Мне пришлось ему заметить, что человек, у которого за плечами было две попытки суицида, сердечные приступы и астматические проявления, скорее всего, не вполне подпадает под определение «нормально». Не удивлюсь, если Райнер прошел все возможные психологические тесты, чтобы самому себе доказать, что он не такой, как его отец и дед. Да уверена я, на самом деле, что он действительно зависим от этих тестов.
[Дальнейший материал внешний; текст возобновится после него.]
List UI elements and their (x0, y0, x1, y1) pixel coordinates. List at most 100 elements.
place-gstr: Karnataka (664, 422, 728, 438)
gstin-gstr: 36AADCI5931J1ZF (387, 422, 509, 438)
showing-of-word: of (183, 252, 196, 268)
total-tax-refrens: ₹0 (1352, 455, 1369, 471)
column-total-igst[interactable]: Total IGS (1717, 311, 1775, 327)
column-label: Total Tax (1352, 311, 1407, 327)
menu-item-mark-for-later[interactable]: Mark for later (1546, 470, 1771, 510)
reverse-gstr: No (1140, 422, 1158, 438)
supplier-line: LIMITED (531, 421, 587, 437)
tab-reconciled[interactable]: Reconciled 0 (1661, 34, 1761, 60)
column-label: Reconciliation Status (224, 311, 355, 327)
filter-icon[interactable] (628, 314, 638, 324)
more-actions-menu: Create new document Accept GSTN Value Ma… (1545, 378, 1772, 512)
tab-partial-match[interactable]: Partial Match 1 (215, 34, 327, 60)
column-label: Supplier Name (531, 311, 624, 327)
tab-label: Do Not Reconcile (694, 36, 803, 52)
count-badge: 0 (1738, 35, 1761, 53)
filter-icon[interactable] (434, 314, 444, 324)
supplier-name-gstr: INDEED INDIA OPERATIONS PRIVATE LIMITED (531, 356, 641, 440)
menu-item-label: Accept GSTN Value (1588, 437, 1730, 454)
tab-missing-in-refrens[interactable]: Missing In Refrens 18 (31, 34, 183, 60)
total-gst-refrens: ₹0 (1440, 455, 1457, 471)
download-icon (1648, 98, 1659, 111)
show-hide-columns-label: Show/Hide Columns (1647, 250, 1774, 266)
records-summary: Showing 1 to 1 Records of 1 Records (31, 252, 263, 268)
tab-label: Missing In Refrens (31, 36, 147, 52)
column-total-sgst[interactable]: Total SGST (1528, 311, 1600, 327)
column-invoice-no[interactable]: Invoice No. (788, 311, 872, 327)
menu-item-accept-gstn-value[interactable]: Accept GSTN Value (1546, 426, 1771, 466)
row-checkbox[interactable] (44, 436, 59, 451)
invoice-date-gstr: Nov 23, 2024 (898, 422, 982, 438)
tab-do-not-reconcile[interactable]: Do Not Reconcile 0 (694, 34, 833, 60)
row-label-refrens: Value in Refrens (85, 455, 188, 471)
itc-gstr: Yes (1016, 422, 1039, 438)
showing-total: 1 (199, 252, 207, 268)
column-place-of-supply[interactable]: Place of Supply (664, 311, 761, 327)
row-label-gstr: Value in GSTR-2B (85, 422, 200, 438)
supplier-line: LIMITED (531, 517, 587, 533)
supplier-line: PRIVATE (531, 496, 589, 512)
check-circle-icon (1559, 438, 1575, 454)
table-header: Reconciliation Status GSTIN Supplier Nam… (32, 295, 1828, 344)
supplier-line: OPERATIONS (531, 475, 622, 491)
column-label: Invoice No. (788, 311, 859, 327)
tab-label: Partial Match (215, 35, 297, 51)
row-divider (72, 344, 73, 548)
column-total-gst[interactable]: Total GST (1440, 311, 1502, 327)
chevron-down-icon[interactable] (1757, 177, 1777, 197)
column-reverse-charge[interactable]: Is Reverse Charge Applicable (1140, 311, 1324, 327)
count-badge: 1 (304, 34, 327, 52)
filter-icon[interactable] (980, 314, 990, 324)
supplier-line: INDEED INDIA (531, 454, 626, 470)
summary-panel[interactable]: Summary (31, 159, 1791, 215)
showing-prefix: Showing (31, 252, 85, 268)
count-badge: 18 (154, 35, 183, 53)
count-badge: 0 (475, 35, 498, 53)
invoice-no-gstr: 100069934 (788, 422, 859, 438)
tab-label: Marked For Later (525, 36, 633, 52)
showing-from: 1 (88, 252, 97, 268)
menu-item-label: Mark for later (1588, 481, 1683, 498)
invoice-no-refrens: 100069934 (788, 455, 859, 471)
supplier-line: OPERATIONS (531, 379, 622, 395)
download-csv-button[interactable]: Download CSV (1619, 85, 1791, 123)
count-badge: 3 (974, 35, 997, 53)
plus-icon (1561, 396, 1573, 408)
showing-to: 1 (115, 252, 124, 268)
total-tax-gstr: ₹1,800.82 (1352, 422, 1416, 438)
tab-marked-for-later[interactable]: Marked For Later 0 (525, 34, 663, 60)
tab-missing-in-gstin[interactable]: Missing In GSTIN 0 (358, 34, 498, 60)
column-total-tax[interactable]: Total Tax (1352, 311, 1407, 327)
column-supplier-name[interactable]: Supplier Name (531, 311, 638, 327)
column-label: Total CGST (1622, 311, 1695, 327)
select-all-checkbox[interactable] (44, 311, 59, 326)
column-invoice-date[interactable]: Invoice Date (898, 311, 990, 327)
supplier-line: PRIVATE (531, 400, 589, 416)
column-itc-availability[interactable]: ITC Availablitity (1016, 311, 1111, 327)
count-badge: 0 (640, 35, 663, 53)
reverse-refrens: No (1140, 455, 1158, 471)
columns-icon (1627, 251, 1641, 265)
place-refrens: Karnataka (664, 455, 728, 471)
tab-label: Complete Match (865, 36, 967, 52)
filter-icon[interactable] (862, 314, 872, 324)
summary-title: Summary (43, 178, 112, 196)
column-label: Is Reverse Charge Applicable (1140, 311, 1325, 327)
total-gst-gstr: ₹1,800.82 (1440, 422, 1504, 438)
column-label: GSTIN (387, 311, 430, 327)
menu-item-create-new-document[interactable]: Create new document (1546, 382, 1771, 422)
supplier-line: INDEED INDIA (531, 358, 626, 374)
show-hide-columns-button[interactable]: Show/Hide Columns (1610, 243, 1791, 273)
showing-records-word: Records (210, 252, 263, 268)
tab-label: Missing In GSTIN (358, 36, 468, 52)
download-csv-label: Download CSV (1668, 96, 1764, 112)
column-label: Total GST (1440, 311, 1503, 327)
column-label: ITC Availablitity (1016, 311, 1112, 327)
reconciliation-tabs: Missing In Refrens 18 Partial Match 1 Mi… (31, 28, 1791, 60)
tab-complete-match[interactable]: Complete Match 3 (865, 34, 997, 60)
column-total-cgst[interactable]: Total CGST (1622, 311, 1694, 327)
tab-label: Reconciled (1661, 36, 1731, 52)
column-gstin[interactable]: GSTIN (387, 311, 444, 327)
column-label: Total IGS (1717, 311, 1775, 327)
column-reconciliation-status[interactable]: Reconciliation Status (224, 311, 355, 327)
Он что-то в себе подозревает, к чему-то прислушивается и, видимо, как Беттина Геринг, стерилизовавшаяся внучатая племянница рейхсмаршала Геринга, верит в силу наследственности…
Наверное, силу эту и вправду не стоит отрицать. Но есть и куча других факторов, начиная с окружения и заканчивая самой природой человека. Кстати о человеческой природе. Мы с Райнером вернулись было к обсуждению эксперимента Стэнли Милгрэма – я хотела выйти в Интернет, чтобы показать Хёссу интересующие его англоязычные ресурсы, которые я цитировала по памяти достаточно вольно, но собеседник мой сообщил, что у него нет wi-fi, что у него только модем – такой, которым лично я пользовалась почти десятилетие назад.
– Привет. – Миловидная женщина с длинными блестящими черными волосами заглянула на балкон. На вид я бы дала ей лет тридцать, если бы Райнер не сказал:
– О! Привет! Это, кстати, моя жена.
Безымянная жена еще раз приветственно кивнула мне и исчезла, словно бы ее и не было.
– Ее не снимать, – напомнил мне Райнер.
– Угу, – кивнула я, думая о том, что у этой красивой женщины западнославянская внешность: словачка? Наверное так. На арийку не похожа.
Когда мы вернулись в комнату, то женщины я нигде не заметила. Лишь на барной стойке возникли новые блюда с фруктами и сладостями для чая.
Мы продолжили съемки. Хёсс снова оседлал стул. Я спросила:
– Как отец принял твою жену?
– Я женился в 1984 году. А родители развелись в 1983-м. Отец ужасно ругался на мою жену, на ее семью, мол, кто они вообще такие? Они же крестьяне. Низший класс. Он кричал им: «Это вы должны работать на меня, а не я на вас…»
– Он, стало быть, помогал вам – тебе с женой и ее родственникам? – уточнила я.
– Очень, очень помогал, – сыронизировал Райнер. – Его никогда не интересовало, как мы живем, да и вообще живем ли мы еще. Для него мы не были важны. После развода у него было несколько женщин. Мотивом для моего решения разорвать с ним все отношения стала постоянная ложь с его стороны, со стороны его родственников. Мы с мамой так и не стали членами его семьи. Мать моя была тоже, как он выражался, «из крестьян». В общем, мы представляли совсем не тот уровень, которым отцу можно было бы гордиться. Его мать, моя бабушка, изначально желала для него другую партию, что-нибудь из крупных промышленных кругов, богатых потомков нацистов. Она ж растила своих детей исключительно с той целью, чтобы они делали ее жизнь красивой, а не наоборот.
– А почему развод твоих отца и матери проходил так… тяжело?
– Долгая история. Скажу так: как-то отец попытался забрать у матери все материалы, оставшиеся от деда. Но сделать это он мог только в том случае, если бы привлек меня на свою сторону. И он сделал это. Он успешно рассорил меня с матерью, мы с ней судились, в чем я сегодня раскаиваюсь всей душой. А мой адвокат выяснил, что между отцом и матерью существовал брачный договор, согласно которому всё наследство деда безоговорочно принадлежит моей матери. Причем во время развода отец сам отказался от этого наследства. Я об этом тогда ничего не знал и, накрученный отцом, по собственной дурости подал в суд на мать, чтобы отсудить у нее материалы и вещи, оставшиеся от деда, и потом передать их отцу. Я действовал тогда вслепую.